La consapevolezza che il momento della cena era giunto al termine li colse impreparati. Si fissarono, per un istante, indecisi su cosa fare, avvolti da un sentimento d’attesa, un silenzio improvviso.
Qualcuno inghiottì, posando le forchette senza far rumore. Erika si chiese perché, quando erano soli in casa, la vita non sembrasse divisa in momenti come quello: pre-qualcosa o post-qualcos’altro. Sommati, pensò, devono essere anni di vita. Distolse lo sguardo e si alzò, decisa a non lasciarsi sopraffare da quel piccolo limbo, radunando le energie di tutta la famiglia attorno all'occupazione pratica e immediata che è lo sparecchiare una tavola. Si passarono forchette e coltelli con gesti distratti, piatti e Tupperware, vagamente coscienti di dover decidere un’attività specifica per il dopo-cena.

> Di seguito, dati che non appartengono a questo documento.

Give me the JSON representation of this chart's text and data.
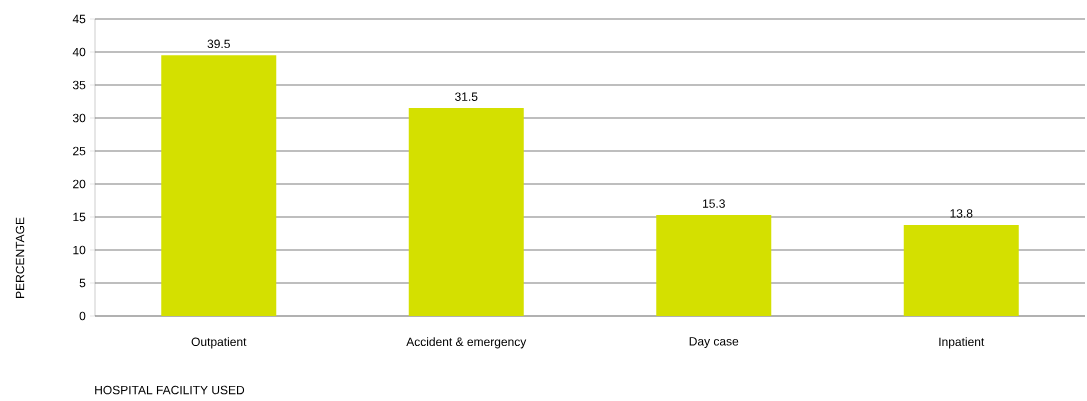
{
  "chart_data": {
    "type": "bar",
    "xlabel": "HOSPITAL FACILITY USED",
    "ylabel": "PERCENTAGE",
    "categories": [
      "Outpatient",
      "Accident & emergency",
      "Day case",
      "Inpatient"
    ],
    "values": [
      39.5,
      31.5,
      15.3,
      13.8
    ],
    "color": "#d4e000",
    "data_labels": true,
    "ylim": [
      0,
      45
    ],
    "yticks": [
      0,
      5,
      10,
      15,
      20,
      25,
      30,
      35,
      40,
      45
    ],
    "grid": "y"
  }
}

Fare il caffè o guardare un film?
Giocare a monopoli o fare zapping?
Sapeva che alla fine avrebbero scelto il film, lo sapeva lei e lo sapevano loro, immersi com’erano in uno stato di confusione ebete. Dalla cucina guardò in salotto: il piccolo Tommy e il nonno vagavano per la stanza, Betty (la madre ottantenne di Erika) raccoglieva oggetti e li posava, prese il telecomando poi cambiò idea. Si alzava e si sedeva, guardandosi attorno, persa in un labirinto di propositi svogliati. Erika ordinò i piatti nel cestello.
Si rese conto di aver lasciato il bambino solo col nonno. Suo marito andò a buttare la spazzatura.
«Ho visto un documentario sulla guerra, a scuola.» disse Tommy al nonno.
«E quindi? Cosa vuoi insinuare? Perché mi dici questo? Cosa ti ha detto tua madre?». Nonno Bob si lasciò cadere sulla poltrona. Tommy lo fissava, seduto sul tappeto come un indiano. «Vuoi sapere com’era la guerra?» un rantolo interno lo scosse, muco che cambiava posizione, denti ingialliti, qualcosa che aveva gli elementi di un sorriso. «Vietnam. 1966. Io, un fucile, una tuta mimetica, un pacchetto a metà di Philip Morris. Non immaginare grandi schieramenti. Non immaginare stormi di elicotteri neri che avanzano in formazione con Wagner di sottofondo. Non pensarci neanche, al cameratismo, al gruppo. Al concetto di plotoni che scendono dagli aerei e si posizionano su mappe strategiche. Quella è roba da telecamere in sorvolo panoramico. Immagina un uomo. Io, un fucile, una tuta mimetica sudata, le Philip Morris. Tu oggi sai già tutto di quelle foreste, ma io non ne sapevo niente. Nato e cresciuto a New York. Quando vai così lontano lo senti nelle ossa: il mondo è diverso quando cambi emisfero, qualcosa nel modo in cui il vento muove le cose, nella gradazione d'azzurro del cielo.»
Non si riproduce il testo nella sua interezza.